The Eurovision Song Contest typically celebrates political neutrality as much as it does artistic creativity, but few could moan when it was revealed that Ukraine had won the 2022 edition of the event.
The singer of their entry, Ivanna Khvalyboga, hailed the victory as bringing ‘incredible happiness for Ukraine and Ukrainian people’, and given what they have been through – and continue to go through – following the Russian invasion, well, you can’t say fairer than that.
Given that Ukraine were always likely to win the 2022 contest, the event became a battle for second place in reality – respect then to Sam Ryder, who ended years of hurt for the UK by finishing as the silver medallist with a strong 466-point showing.

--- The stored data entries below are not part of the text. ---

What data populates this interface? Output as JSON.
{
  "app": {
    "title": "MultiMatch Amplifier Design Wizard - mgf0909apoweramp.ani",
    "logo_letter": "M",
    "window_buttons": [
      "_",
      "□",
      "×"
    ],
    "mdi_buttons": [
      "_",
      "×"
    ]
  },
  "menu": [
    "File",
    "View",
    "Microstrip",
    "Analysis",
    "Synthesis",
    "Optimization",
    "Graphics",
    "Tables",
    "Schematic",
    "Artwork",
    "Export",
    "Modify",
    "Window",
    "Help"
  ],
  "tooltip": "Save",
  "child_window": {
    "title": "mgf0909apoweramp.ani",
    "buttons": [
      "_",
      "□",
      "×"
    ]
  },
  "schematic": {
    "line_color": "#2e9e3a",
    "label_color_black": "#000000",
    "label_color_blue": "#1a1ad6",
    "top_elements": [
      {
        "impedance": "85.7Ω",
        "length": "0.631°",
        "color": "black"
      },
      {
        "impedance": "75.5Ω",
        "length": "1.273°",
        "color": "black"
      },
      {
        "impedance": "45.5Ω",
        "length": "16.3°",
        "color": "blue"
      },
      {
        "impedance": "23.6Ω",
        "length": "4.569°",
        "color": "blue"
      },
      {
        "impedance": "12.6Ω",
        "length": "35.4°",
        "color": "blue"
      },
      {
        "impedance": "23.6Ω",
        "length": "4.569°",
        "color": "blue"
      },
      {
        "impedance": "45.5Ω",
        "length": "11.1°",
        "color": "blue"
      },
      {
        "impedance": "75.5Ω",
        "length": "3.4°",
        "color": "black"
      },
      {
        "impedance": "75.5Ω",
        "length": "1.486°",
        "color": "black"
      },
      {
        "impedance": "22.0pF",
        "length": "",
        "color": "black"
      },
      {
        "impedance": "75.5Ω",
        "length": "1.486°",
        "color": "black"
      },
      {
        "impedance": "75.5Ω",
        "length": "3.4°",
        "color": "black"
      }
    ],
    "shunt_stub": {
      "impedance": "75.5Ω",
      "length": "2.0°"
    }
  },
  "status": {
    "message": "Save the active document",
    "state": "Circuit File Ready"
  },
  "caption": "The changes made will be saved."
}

But in truth the ‘Space Man’ singer didn’t really stand a chance of winning given that the Ukrainian entry from Kalush Orchestra amassed 631 points – one of the highest scores in Eurovision history.
It should be said that the points system has been changed so many times that it’s hard to compare what has been the best Eurovision performance of all time, but there’s no doubt that Ukraine have secured their place in the competition’s folklore with their effort in 2022.
How Does the Eurovision Points System Work?
Eurovision uses a positional voting system, with points awarded based upon the rank that an entry is given by the judges.
As of 2016, each competing country gets two sets of points to dish out – one from their chosen judge, and the other from all of the votes accrued from TV viewers in that particular nation. That doubled the number of points available to be won, and confirms why the highest scores in Eurovision history have come since.
The points are allocated as follows:
Eurovision Song Contest Scoring System
Between 1975 and 2015, each country only had one set of points to award – decided almost unilaterally as a 50% weighting from the judges and 50% by the televoting scores.
Between 1957 and 1974, the scoring system changed on a regular basis. In 1962, for example, judges chose their three favourite songs and awarded them one, two or three points, while between 1964 and 1966 a country could give all nine of their available points to one song if they wanted.
It’s worth noting that the maximum points that could be awarded between 1957 and 1974 was ten – another reason why modern-era Eurovision scores are much higher than they used to be.
What are the Highest Ever Eurovision Scores?
Unsurprisingly, the highest scores in Eurovision history have come since that overhaul of the points system in 2016.
Ukraine have two entries in the top five of the list, but neither can surpass the extraordinary 758 points accrued by Portugal’s Salvador Sobral in Kiev back in 2017.
Eurovision Song Contest Highest Ever Scores
Of course, there will be plenty that argue that the sheer number of points awarded perhaps isn’t the best way to categorise Eurovision performances – particularly as the scoring system has been changed so many times through the years.
Best Eurovision Performance By % of Votes Cast
So maybe one of the more illuminating ways to categorise Eurovision performances is to look at which songs have accrued the highest proportion of the available vote – that way, discrepancies in the scoring system can be overcome.
To that end, the best Eurovision performance in history could be the Italian entry in 1964 from Gigliola Cinquetti, whose whimsical ditty ‘Non Ho L’eta’ amassed a huge 34.03% of all votes cast – the only time in the competition’s history that a single song has won more than a third of the available vote.
The Netherlands’ Corry Brokken delivered the next best effort in this category, netting 31% of the vote in 1957 with ‘Net Als Toen’, although it should perhaps be noted that only ten countries had entered Eurovision that year.
In third place we have a song that readers of a certain vintage may recall – Sandie Shaw’s ‘Puppet on a String’ became the UK’s first ever Eurovision winner in 1967, racking up 27.65% of the vote.
Best Eurovision Performance By Maximum Possible Score
The 2022 Eurovision Song Contest had 40 entries, while the 1957 version had just ten – so you can see how difficult it is to compare the results through the ages.
But one interesting measure that helps to overcome those limitations somewhat is maximum possible score – who won the highest percentage of points relative to the amount available?
Eurovision Song Contest Highest Percentage of Points
The UK has only had five Eurovision winners in nearly 70 years, but two of those have been amongst the most dominant champions in the show’s history. Brotherhood of Man – they of ‘Save All Your Kisses’ fame – and then Katrina and the Waves in 1997 (Love Shine a Light) both amassed more than three-quarters of the available points.
But the leader in this category, and arguably the greatest Eurovision performance in history, goes to the unlikeliest of countries. Luxembourg’s 1973 entry ‘Tu Te Reconnaitras’, performed by Anne-Marie David, notched more than 80% of the available points!